Nous avons demandé copie du rapport, mais le Cégep de Sainte-Foy exige de recevoir une requête légale pour que nous puissions le lire. 

La secrétaire générale du ministère de la Culture du Québec, Julie Lévesque, exige aussi une requête légale pour nous dévoiler l’expertise.

Mélisa Imedjdouben nous écrit néanmoins : «Le rapport d’étape du CCQ recommandait un démontage de l’œuvre, quelle que soit l’approche préconisée : restauration, copie ou aliénation.»

«Nous avons donc pris la décision de retirer l’oeuvre par mesure de sécurité en attendant l’expertise finale du CCQ. Malheureusement, lors de son transport et compte tenu de son état précaire, l’œuvre a été abîmée de façon irréversible.»

Richard Lavoie

Maquette

«Nous sommes bien conscients que rien ne saurait remplacer l’oeuvre originale, mais nous proposons en guise de réparation de faire produire une reproduction en format réduit et d’en faire l’exposition permanente à l’intérieur du Cégep dans un endroit approprié afin de reconnaître la contribution importante de l’artiste à notre établissement», conclut Mme Imedjdouben.
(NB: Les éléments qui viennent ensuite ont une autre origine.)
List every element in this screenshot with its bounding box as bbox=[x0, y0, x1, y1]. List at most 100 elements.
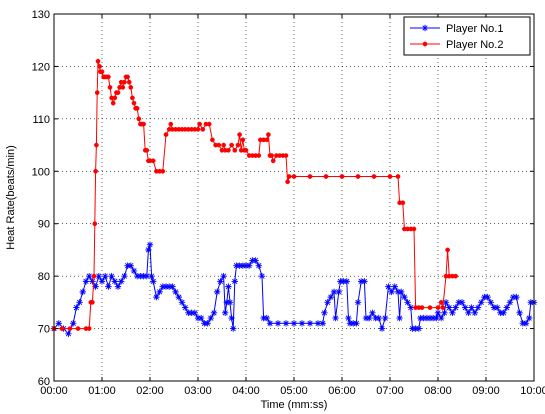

Richard Lavoie est néanmoins encore choqué. Personne n’est en mesure de lui dire où sont les pièces détachées de l’oiseau. Ni si elles existent encore.

Nous avons relayé la question à la directrice des affaires étudiantes et des communications du Cégep, Claude Boutin, sans succès.

Le cinéaste n’abandonne pas : «J’attends toujours des nouvelles pour récupérer la sculpture si jamais elle existe encore. C’est une honte qu’on ait laissé se dégrader une oeuvre aussi importante. […] J’ai demandé qu’on la remette à la famille de Danielle Roux, quel que soit son état.»